As Gemtrons efforts to publicize the cleanup demonstrate, an employers public image is
a significant business consideration. Gemtrons sponsorship of and participation in the project
served its business interests by enhancing its image, fostering a good relationship with
the local community, and team building among its employees. The reputation of
a business as a good citizen of the community is important in obtaining
and retaining employees as well as in customer relations and in some cases
governmental relations. Finally, we certainly do not wish to discourage activities such
as Gemtrons by adding to the cost. However, the effect of finding
workers compensation to cover such an activity is sometimes to the employers benefit
by denying a tort recovery and sometimes to its detriment by awarding workers
compensation benefits. The workers compensation law is to be construed broadly.

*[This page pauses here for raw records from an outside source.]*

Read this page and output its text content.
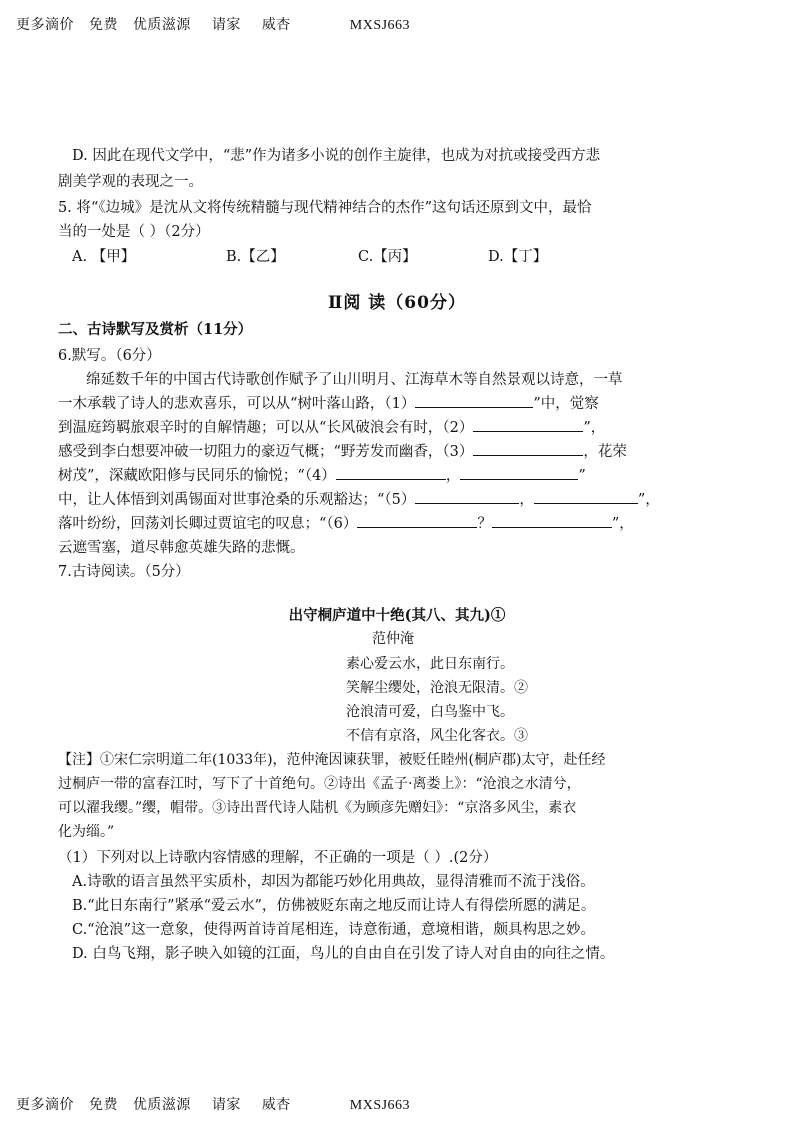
更多滴价 免费 优质滋源 请家 威杏	MXSJ663
D. 因此在现代文学中，“悲”作为诸多小说的创作主旋律，也成为对抗或接受西方悲
剧美学观的表现之一。
5. 将“《边城》是沈从文将传统精髓与现代精神结合的杰作”这句话还原到文中，最恰
当的一处是（ ）（2分）
A. 【甲】	B.【乙】	C.【丙】	D.【丁】
Ⅱ阅 读（60分）
二、古诗默写及赏析（11分）
6.默写。（6分）
绵延数千年的中国古代诗歌创作赋予了山川明月、江海草木等自然景观以诗意，一草
一木承载了诗人的悲欢喜乐，可以从“树叶落山路，（1）	”中，觉察
到温庭筠羁旅艰辛时的自解情趣；可以从“长风破浪会有时，（2）	”，
感受到李白想要冲破一切阻力的豪迈气概；“野芳发而幽香，（3）	，花荣
树茂”，深藏欧阳修与民同乐的愉悦；“（4）	，	”
中，让人体悟到刘禹锡面对世事沧桑的乐观豁达；“（5）	，	”，
落叶纷纷，回荡刘长卿过贾谊宅的叹息；“（6）	？	”，
云遮雪塞，道尽韩愈英雄失路的悲慨。
7.古诗阅读。（5分）
出守桐庐道中十绝(其八、其九)①
范仲淹
素心爱云水，此日东南行。
笑解尘缨处，沧浪无限清。②
沧浪清可爱，白鸟鉴中飞。
不信有京洛，风尘化客衣。③
【注】①宋仁宗明道二年(1033年)，范仲淹因谏获罪，被贬任睦州(桐庐郡)太守，赴任经
过桐庐一带的富春江时，写下了十首绝句。②诗出《孟子·离娄上》：“沧浪之水清兮，
可以濯我缨。”缨，帽带。③诗出晋代诗人陆机《为顾彦先赠妇》：“京洛多风尘，素衣
化为缁。”
（1）下列对以上诗歌内容情感的理解，不正确的一项是（ ）.(2分）
A.诗歌的语言虽然平实质朴，却因为都能巧妙化用典故，显得清雅而不流于浅俗。
B.“此日东南行”紧承“爱云水”，仿佛被贬东南之地反而让诗人有得偿所愿的满足。
C.“沧浪”这一意象，使得两首诗首尾相连，诗意衔通，意境相谐，颇具构思之妙。
D. 白鸟飞翔，影子映入如镜的江面，鸟儿的自由自在引发了诗人对自由的向往之情。
更多滴价 免费 优质滋源 请家 威杏	MXSJ663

Daugherty v. Indus. Contr. & Erecting, 802 N.E.2d 912, 919 (Ind. 2004) (citations
omitted); Milledge, 784 N.E.2d at 933 (citations omitted); Evans, 491 N.E.2d at 971.
If that construction is thought to inhibit corporate participation in charitable and community
events unduly, that balance is one for the legislature to adjust.
The judgment of the trial court is reversed. This case is remanded
with instructions to dismiss the complaint.
Shepard, C.J. and Dickson, Sullivan and Rucker, JJ., concur.